Life is good for our hero, Ainvar. He is the Chief Druid for all of Gaul. He has the most talent for magic seen in many generations. Kings and warriors listen carefully to his counsel. He is the soul-brother of the famed Vercingetorix. And he gets to practice sex magic with all sorts of women.
But there is a black cloud on the horizon. It wears a red cloak and is named Gaius Julius Caesar. It doesn't take a ballista-scientist to divine his aims. To subjugate all the Gallic tribes. And exterminate the Druids.
What's To Like...
The characters are well-developed. The women characters are just as strong as the men. Indeed, some even join the front ranks of the battles. The historical portions (Vercingetorix's struggles against the Romans) are accurately detailed.
Historically, very little is known about the Druids themselves, and most of it comes from the biased Romans. So Morgan Llwelyn has free rein to develop a believable druidic system. She's creatively superb at that, and it's when she's detailing the spells, propheecies, out-of-body erperiences, etc. that the fantasy part of the novel arises. That's okay though, cuz New Age (so-called) Druids will eat it up.
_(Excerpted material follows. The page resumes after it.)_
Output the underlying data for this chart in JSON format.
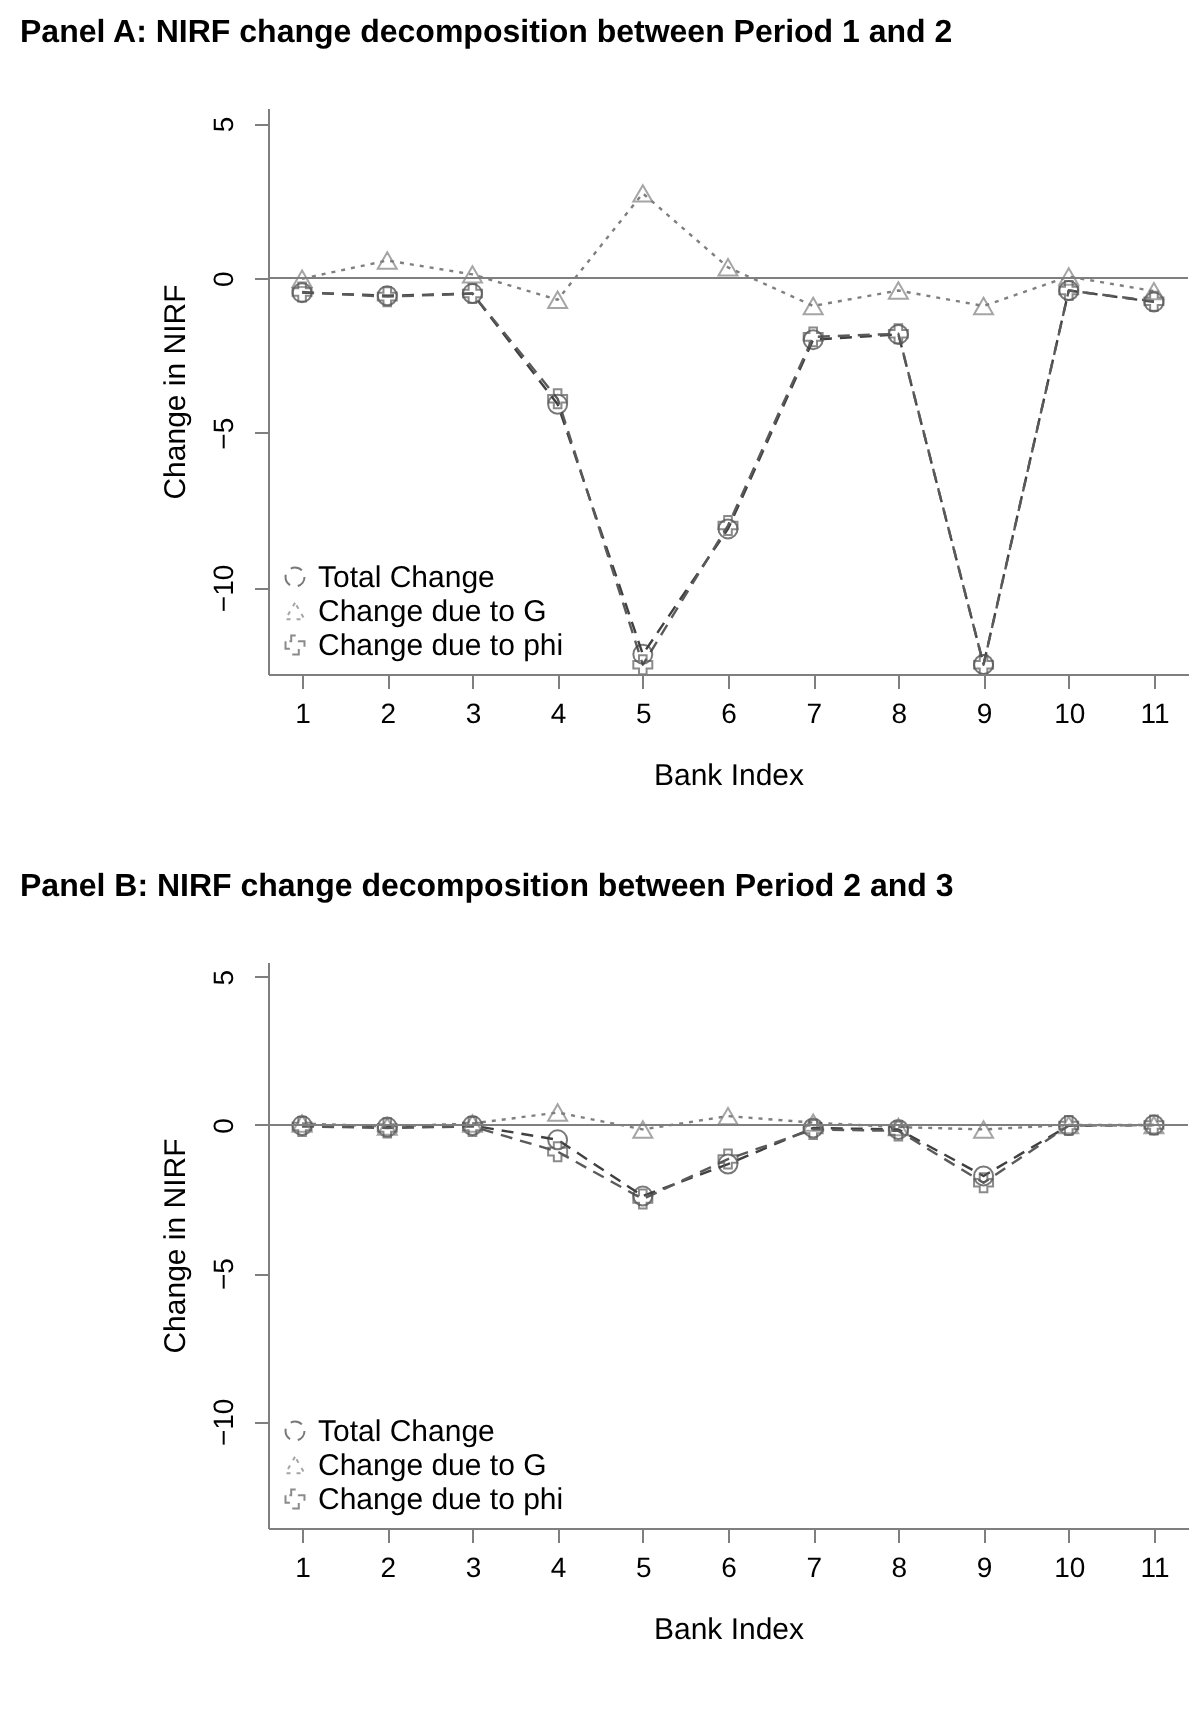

The magic is potent, but not all-powerful. I'll put up with the sex magic, although the idea of a promiscuous priesthood seems a bit far-fetched. And I'm okay with the uneven subject treatment (the Gauls wear the white hats; the Romans wear the black ones). If you want to cheer for the Romans, go read Caesar's Gallic Commentaries.
Kewlest New Word...
Vates : Soothsayers; bards; prophets; poets. Usually refers to Celtic practitioners of these arts.
If I could only reach the grove I thought, in my panic, that I would be safe. The grove was sacred, everyone knew that. Even the animals of the forest were said to revere it; surely the wolves would not kill me there.
At fifteen, one believes any amount of nonsense. (pg. 8)
The chief druid never made an awkward gesture, even when he scratched himself. Every movement was fluid, celebrating the ability to move.
I was so impressed, I even believed he farted musically. (pg. 23)
"Don't waste your effort on smoke and sacrifice, Ainvar," he said harshly. "We're winning through our own strength, not because of some dubious druid magic."
Winners, my head observed, believe they succeed on their own merit. It is only losers who require gods to blame. (pgs. 341-42)
Death is a cobweb we brush through; not the last thing but the least thing. (pg. 153)
Druids is a nice blend of history and fantasy. It is to Morgan Llywelyn's credit that neither overwhelms the other. The writing is well-done and the pacing is good. But this is also a tragic tale.
The outcome is inevitable. "Veni, vidi, vici."
The ending is therefore sad, but not maudlin. The Romans win; the Gauls are conquered; the Druids are scattered; and Ainvar is forced to flee for his life. That may seem like a major downer, but be of good cheer. There is a sequel. 9 Stars.